The reason why the vulture population in India suddenly collapsed was that farmers started giving the anti-inflammatory drug diclofenac to livestock in the 1990s. The vultures could not tolerate the medicine they ingested when they ate the carcasses and died shortly afterwards.
"Another big problem—and not just for vultures, but for birdlife in general—is the rapidly evolving renewable energy infrastructure, such as wind turbines and cables," says Schroer.
Human and animal health are interconnected
Land-use change, resulting in habitat destruction, is the main driver of biodiversity loss today. One consequence of wild animals losing and being driven from their natural habitats is that they start living closer to humans.
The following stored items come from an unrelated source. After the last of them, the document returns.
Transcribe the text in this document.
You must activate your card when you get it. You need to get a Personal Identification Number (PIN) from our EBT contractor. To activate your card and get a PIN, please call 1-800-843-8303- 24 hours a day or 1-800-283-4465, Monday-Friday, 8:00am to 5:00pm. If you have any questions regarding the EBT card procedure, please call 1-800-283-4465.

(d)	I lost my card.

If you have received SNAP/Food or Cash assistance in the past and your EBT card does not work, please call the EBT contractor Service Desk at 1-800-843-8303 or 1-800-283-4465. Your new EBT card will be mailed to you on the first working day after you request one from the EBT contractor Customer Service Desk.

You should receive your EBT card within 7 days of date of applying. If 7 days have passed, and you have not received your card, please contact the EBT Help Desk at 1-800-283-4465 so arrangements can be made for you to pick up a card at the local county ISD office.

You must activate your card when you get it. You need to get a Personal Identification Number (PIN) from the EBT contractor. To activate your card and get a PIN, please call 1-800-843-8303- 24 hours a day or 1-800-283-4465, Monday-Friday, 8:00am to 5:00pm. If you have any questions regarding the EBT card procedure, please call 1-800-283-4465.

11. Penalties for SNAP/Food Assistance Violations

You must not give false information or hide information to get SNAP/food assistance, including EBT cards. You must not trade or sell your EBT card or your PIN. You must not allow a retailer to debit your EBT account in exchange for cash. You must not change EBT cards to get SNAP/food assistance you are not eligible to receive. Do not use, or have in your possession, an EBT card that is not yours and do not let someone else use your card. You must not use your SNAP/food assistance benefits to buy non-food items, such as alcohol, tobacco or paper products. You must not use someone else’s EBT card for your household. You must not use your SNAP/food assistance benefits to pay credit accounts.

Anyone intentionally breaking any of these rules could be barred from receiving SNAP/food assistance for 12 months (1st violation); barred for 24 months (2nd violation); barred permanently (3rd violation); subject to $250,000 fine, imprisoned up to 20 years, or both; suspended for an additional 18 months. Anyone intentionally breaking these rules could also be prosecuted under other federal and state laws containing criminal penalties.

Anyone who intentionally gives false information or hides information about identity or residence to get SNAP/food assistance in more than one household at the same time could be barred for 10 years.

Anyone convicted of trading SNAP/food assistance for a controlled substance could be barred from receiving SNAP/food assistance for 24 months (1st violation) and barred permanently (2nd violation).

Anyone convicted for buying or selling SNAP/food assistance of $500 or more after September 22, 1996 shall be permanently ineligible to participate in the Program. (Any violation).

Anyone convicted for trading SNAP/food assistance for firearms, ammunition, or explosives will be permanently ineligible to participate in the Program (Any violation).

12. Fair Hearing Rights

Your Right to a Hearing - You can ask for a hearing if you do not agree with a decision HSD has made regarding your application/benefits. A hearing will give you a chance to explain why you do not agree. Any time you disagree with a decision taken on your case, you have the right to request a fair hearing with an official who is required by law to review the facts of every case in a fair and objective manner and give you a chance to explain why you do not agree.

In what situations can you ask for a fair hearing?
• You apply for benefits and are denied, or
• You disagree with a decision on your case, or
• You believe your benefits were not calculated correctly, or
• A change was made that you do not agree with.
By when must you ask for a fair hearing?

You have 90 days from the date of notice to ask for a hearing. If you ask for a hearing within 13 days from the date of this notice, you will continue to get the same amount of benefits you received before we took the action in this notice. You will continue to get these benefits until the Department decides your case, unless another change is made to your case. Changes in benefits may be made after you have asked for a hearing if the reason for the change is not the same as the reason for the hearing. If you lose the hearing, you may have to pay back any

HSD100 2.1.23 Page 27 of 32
"This means that the health of humans and domesticated animals, and the health of wild animals, are becoming more closely interlinked. A good example of this is the correlation between the outbreak of mad cow disease and the decline of the vulture populations in Europe," says Schroer.
Bovine spongiform encephalopathy (BSE), more commonly known as mad cow disease, was first detected in the U.K. in the mid-1980s. BSE developed as a result of the use of ground offal and bones of sheep and other domestic animals in cattle feed.
Following the BSE outbreak, a ban was introduced on farmers leaving animal carcasses out, as they might be a source of infection.
No one thought about the consequences of this ban for vultures, and they began to starve. Some farmers even claimed that hungry vultures started attacking their livestock.
After pressure from, among others, conservation organizations, the legislation was amended, such that farmers could leave carcasses out, in compliance with special rules. In addition, feeding stations, known as "vulture restaurants," were also established.
"I think this example illustrates how we must learn to recognize that everything is connected to everything else in life. It is not possible to find sustainable ways of living if we think in isolated categories and address issues such as public health and environmental protection, for example, separately. COVID-19 is a good example of this. We humans are not outside the ecosystem, we are part of it," says Schroer.
Seabirds moving to the city
Schroer claims that studying the coexistence of vultures and humans in Europe up close provides useful knowledge about a number of general problems of our time.
"For example, in Norway we are seeing an alarming decline in seabird numbers."
Lack of food, which in turn can be linked to climate change and overfishing, are believed to be the main cause. As a result, kittiwakes are moving into urban areas. They use rooftops like cliffs and make their nests there.
"This is leading to new conflicts and challenges in human-dominated environments," says Schroer.